4. Dysfluent WFST – To handle non‑fluent speech (insertions, deletions, substitutions), a constraint WFST H(U) is compiled from an external reference text U (either a provided transcript or the Perceiver’s own 1‑best hypothesis). H(U) encodes a bounded set of plausible phone realizations around the canonical pronunciation while permitting dysfluent edits, enabling top‑down guidance in challenging conditions.

5. HuPER‑Scheduler – The central planner monitors frame‑level posterior margins and normalized entropy to compute a distortion score d_t per frame, which is aggregated into an utterance‑level evidence score s(X) (Equation 8). If s(X) ≤ τ (a predefined threshold), the system follows a pure bottom‑up path, directly outputting the shortest path in the phone lattice. If s(X) > τ, the Scheduler activates the Dysfluent WFST route, either using an external reference R or the Perceiver’s own hypothesis as the constraint. This dynamic routing mirrors human listeners who rely on acoustic evidence when it is clear and fall back on lexical expectations when the signal is degraded.

Experimental Evaluation
Three tasks are evaluated: (1) standard speech‑only transcription with strong acoustic evidence, (2) transcription under varying signal quality where the Scheduler must choose between bottom‑up only and combined bottom‑up/top‑down paths, and (3) transcription with an explicit reference text. HuPER achieves an average phoneme error rate (PFER) of 8.82 across five English benchmarks, surpassing prior self‑supervised learning (S3L) baselines despite using only 100 hours of labeled data. Zero‑shot transfer to 95 unseen languages is reported as “strong,” demonstrating that the language‑universal acoustic‑phonetic encoder generalizes well.
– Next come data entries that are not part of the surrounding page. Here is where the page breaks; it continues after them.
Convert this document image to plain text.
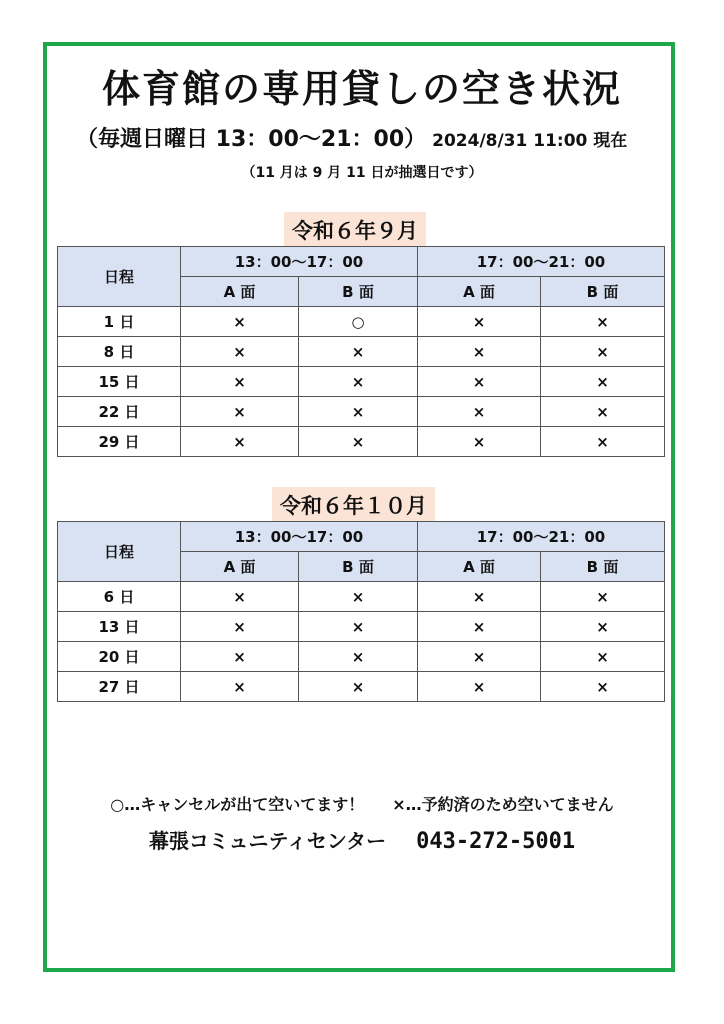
体育館の専用貸しの空き状況
（毎週日曜日 13：00～21：00） 2024/8/31 11:00 現在
（11 月は 9 月 11 日が抽選日です）
令和６年９月
日程	13：00～17：00		17：00～21：00	
	A 面	B 面	A 面	B 面
1 日	×	○	×	×
8 日	×	×	×	×
15 日	×	×	×	×
22 日	×	×	×	×
29 日	×	×	×	×
令和６年１０月
日程	13：00～17：00		17：00～21：00	
	A 面	B 面	A 面	B 面
6 日	×	×	×	×
13 日	×	×	×	×
20 日	×	×	×	×
27 日	×	×	×	×
○…キャンセルが出て空いてます！ ×…予約済のため空いてません
幕張コミュニティセンター 043-272-5001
Ablation studies confirm that the DRRC‑based self‑training and the adaptive Scheduler each contribute significantly to robustness, especially under noisy or dysfluent conditions where the system automatically switches to the top‑down constrained path, reducing error rates dramatically.

All code, pretrained models, and training data are released under an open‑source license on GitHub (https://github.com/HuPER29/HuPER), facilitating reproducibility and further research.

Key Contributions

• First unified computational framework that explicitly models human‑inspired, multi‑path phonetic perception.
• Introduction of a theoretically grounded DRRC self‑training pipeline that mitigates label bias and missing‑label issues.
• Adaptive Scheduler that quantifies evidence distortion and dynamically selects between bottom‑up and top‑down inference routes.
• Demonstration of data‑efficient state‑of‑the‑art phoneme recognition (100 h) and strong multilingual zero‑shot transfer.

Overall, HuPER bridges the gap between human cognitive models of speech perception and modern deep learning ASR systems, offering a flexible, robust, and theoretically sound approach that could influence future directions in speech technology.